The chorus gets going and I see he has his eyes closed, his mouth moving as he sings silently along. I settle down onto my back, lowering my damaged arm to the ground, taking hold of his hand with my good one. He twines his fingers into mine in a way that is now so familiar I can’t remember a time when I didn’t hold hands with this man. He leans his head sideways so it’s resting against mine, and I smile.

I can’t sing. I can barely speak. I’m half-crazy with fear and thirst, and the discomfort in my tummy has graduated to full-on pain. Yet somehow,ABBAcan still make me smile.

‘S.O.S’ fades away, but the songs keep coming. All the classics. ‘Super Trouper’, ‘Dancing Queen’, ‘Voulez-Vous’. The greatest disco that never happened.

Both of us are crossing in and out of reality now, the music only adding to the surreal quality of our enclosed world. It’s in the middle of ‘The Winner Takes It All’ that things start to change. At first it’s just a small flurry of loose dirt coming down from the ledge above us.

He leans over me protectively, just in case any more follows. I appreciate the instinct, but know it won’t do any good if the flurry turns into anything more severe. I smooth down his hair and peer over his shoulder.

‘There’s something there,’ I say. ‘Coming through.’

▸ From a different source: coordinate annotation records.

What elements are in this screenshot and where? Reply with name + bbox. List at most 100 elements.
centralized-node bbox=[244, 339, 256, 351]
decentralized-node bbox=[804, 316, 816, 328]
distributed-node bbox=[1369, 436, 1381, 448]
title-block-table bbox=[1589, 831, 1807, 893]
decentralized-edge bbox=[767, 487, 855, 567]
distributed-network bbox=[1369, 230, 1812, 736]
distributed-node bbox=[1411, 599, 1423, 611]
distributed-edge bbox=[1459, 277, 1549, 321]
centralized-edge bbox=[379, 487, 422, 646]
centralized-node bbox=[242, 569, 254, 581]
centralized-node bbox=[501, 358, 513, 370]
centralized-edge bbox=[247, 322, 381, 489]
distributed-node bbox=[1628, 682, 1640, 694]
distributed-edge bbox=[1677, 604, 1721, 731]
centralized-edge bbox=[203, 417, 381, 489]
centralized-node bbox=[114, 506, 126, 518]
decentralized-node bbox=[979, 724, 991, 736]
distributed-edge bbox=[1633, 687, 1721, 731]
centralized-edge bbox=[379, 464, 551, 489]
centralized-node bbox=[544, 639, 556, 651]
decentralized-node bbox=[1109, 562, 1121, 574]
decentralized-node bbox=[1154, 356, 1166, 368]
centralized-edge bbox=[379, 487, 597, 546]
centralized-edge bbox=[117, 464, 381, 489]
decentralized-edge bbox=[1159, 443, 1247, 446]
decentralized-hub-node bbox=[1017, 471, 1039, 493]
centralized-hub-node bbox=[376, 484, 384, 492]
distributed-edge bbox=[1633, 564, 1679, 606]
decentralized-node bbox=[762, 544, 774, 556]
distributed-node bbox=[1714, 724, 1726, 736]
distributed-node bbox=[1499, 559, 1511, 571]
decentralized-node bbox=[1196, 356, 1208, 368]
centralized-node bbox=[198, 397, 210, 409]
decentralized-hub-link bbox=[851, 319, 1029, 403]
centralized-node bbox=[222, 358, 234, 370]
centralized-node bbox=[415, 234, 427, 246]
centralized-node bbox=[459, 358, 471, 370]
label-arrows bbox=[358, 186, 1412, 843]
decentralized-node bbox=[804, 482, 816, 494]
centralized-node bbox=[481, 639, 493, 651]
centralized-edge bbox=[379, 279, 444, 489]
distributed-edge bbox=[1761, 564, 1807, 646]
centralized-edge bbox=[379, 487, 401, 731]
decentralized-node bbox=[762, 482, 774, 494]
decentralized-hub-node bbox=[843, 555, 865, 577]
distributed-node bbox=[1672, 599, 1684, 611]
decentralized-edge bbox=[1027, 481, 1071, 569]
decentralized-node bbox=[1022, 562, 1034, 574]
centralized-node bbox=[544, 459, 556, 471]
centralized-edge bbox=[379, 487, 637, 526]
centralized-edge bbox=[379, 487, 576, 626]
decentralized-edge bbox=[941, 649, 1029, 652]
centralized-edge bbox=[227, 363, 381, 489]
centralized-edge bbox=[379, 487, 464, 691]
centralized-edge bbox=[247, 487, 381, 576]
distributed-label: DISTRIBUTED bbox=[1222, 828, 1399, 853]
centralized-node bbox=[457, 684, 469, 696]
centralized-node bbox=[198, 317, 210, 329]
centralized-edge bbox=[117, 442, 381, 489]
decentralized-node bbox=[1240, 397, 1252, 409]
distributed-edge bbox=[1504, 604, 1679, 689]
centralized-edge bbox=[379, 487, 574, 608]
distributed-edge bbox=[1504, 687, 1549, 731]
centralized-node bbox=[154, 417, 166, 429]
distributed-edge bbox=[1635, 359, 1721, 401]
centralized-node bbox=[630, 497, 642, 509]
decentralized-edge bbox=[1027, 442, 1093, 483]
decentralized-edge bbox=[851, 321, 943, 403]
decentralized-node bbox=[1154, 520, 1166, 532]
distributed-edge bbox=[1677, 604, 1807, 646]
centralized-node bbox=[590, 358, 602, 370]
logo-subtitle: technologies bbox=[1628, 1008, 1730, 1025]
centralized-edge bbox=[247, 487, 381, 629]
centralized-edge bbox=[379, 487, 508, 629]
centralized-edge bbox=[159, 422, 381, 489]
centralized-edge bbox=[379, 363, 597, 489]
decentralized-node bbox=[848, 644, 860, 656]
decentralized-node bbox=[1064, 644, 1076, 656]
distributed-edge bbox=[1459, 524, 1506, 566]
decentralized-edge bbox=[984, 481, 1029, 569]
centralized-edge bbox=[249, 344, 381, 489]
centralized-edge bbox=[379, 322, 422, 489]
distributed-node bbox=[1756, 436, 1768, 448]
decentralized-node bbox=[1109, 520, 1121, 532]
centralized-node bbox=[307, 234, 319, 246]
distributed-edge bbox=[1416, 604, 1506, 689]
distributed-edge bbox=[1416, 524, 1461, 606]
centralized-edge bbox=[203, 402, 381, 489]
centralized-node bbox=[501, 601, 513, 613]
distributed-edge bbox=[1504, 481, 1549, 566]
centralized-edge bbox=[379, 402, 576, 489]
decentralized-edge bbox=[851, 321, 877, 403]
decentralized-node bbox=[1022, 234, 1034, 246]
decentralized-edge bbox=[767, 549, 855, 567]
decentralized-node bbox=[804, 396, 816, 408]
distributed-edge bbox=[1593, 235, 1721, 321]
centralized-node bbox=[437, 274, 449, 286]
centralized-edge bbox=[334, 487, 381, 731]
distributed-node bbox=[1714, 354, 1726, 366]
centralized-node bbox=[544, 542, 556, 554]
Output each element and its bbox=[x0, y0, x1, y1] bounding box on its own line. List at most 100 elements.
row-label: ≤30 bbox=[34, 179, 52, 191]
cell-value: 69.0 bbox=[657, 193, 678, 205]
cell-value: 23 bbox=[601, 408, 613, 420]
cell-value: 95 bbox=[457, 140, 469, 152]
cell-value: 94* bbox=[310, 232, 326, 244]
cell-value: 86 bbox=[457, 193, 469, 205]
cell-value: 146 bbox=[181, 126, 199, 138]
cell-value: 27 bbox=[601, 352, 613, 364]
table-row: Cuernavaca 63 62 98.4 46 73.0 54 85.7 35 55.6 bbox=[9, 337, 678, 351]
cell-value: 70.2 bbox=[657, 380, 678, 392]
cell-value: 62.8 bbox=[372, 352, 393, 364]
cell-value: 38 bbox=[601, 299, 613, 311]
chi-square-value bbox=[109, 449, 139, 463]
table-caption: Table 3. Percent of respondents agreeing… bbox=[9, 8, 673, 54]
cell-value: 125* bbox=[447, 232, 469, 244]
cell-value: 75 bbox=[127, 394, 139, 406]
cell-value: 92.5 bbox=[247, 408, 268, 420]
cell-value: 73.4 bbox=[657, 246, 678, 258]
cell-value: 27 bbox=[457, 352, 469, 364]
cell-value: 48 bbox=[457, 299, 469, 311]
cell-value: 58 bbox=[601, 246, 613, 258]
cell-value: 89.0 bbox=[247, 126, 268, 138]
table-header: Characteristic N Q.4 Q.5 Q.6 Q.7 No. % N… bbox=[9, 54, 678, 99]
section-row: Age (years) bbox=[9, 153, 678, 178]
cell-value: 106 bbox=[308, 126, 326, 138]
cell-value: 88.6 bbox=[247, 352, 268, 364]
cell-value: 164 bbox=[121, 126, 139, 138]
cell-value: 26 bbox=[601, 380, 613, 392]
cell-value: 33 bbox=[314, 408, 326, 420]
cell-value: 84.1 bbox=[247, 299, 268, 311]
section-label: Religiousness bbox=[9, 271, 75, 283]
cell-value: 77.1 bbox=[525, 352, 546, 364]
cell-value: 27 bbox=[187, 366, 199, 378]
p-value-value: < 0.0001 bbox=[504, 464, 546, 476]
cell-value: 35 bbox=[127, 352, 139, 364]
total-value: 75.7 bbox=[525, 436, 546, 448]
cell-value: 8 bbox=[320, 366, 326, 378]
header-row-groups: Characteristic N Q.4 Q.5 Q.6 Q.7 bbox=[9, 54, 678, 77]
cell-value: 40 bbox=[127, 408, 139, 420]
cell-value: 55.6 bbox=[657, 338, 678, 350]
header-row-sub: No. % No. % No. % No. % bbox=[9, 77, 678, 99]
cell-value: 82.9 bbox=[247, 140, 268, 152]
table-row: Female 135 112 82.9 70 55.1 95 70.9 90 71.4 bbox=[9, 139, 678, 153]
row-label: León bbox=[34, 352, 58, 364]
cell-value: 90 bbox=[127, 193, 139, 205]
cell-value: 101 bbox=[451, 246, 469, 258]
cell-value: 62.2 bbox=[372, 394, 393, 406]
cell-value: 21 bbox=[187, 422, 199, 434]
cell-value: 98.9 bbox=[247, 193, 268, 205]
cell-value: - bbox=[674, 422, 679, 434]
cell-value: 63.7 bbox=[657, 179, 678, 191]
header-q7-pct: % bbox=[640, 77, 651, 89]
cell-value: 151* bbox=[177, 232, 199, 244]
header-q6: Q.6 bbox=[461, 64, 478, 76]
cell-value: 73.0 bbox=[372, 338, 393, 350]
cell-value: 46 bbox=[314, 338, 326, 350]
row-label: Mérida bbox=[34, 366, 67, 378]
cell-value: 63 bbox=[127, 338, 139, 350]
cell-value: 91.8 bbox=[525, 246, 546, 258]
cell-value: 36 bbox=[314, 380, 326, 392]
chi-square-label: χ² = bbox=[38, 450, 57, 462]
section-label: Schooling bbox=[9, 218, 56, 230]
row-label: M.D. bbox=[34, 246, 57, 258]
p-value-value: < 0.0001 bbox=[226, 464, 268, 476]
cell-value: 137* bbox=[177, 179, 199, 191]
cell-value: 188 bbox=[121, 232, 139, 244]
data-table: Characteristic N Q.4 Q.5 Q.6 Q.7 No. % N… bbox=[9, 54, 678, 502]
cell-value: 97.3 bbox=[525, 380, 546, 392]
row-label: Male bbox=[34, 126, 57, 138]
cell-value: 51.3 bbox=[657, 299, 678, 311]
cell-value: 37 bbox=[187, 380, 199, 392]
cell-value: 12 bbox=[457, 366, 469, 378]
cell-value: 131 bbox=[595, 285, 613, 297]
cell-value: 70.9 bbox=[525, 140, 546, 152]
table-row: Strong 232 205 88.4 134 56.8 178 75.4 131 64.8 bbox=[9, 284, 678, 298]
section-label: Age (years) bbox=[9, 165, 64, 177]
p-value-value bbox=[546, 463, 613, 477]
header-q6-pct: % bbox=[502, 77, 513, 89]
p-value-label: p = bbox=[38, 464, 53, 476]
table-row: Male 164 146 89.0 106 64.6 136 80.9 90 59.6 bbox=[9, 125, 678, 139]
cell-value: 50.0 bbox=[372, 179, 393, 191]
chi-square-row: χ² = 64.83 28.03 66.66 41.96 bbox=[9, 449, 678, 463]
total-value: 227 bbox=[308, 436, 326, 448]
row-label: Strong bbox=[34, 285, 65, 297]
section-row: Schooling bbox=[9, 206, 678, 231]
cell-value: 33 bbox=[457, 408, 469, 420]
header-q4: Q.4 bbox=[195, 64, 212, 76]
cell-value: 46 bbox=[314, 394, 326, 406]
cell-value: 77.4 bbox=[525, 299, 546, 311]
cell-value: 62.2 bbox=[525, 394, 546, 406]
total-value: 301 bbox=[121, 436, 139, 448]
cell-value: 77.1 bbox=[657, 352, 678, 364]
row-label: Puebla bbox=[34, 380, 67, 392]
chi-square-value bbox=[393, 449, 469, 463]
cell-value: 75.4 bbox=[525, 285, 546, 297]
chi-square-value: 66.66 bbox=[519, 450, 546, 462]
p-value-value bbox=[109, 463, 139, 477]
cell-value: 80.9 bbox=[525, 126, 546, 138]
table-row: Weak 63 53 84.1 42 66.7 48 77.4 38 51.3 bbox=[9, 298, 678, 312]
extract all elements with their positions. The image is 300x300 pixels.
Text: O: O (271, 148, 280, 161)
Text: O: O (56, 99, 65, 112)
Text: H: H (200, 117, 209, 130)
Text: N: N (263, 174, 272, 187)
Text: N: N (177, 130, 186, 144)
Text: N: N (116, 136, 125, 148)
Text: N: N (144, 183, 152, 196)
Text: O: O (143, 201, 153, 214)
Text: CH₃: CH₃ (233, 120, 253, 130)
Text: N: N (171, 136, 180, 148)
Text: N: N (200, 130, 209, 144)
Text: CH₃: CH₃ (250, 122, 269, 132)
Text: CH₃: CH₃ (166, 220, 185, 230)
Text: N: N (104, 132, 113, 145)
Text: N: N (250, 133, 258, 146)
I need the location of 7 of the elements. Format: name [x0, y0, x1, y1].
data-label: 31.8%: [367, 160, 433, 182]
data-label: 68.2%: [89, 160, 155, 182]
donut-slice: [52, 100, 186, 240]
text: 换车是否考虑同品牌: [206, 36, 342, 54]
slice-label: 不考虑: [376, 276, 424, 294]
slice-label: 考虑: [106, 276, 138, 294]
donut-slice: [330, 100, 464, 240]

A thin tube has been pushed through the earth above us. It’s narrow and looks like it’s made of some kind of flexible wire that can twist and snake through small spaces. On the end of the cable is a small glass blob, like an eye that’s staring right at us.

We both stare back and he says, ‘It’s a camera!’

Someone is looking at us. Someone knows we are here. Someone is trying to find us!

I wave my arm frantically above my head, grinning, croaking, ‘We’re here! Hello!’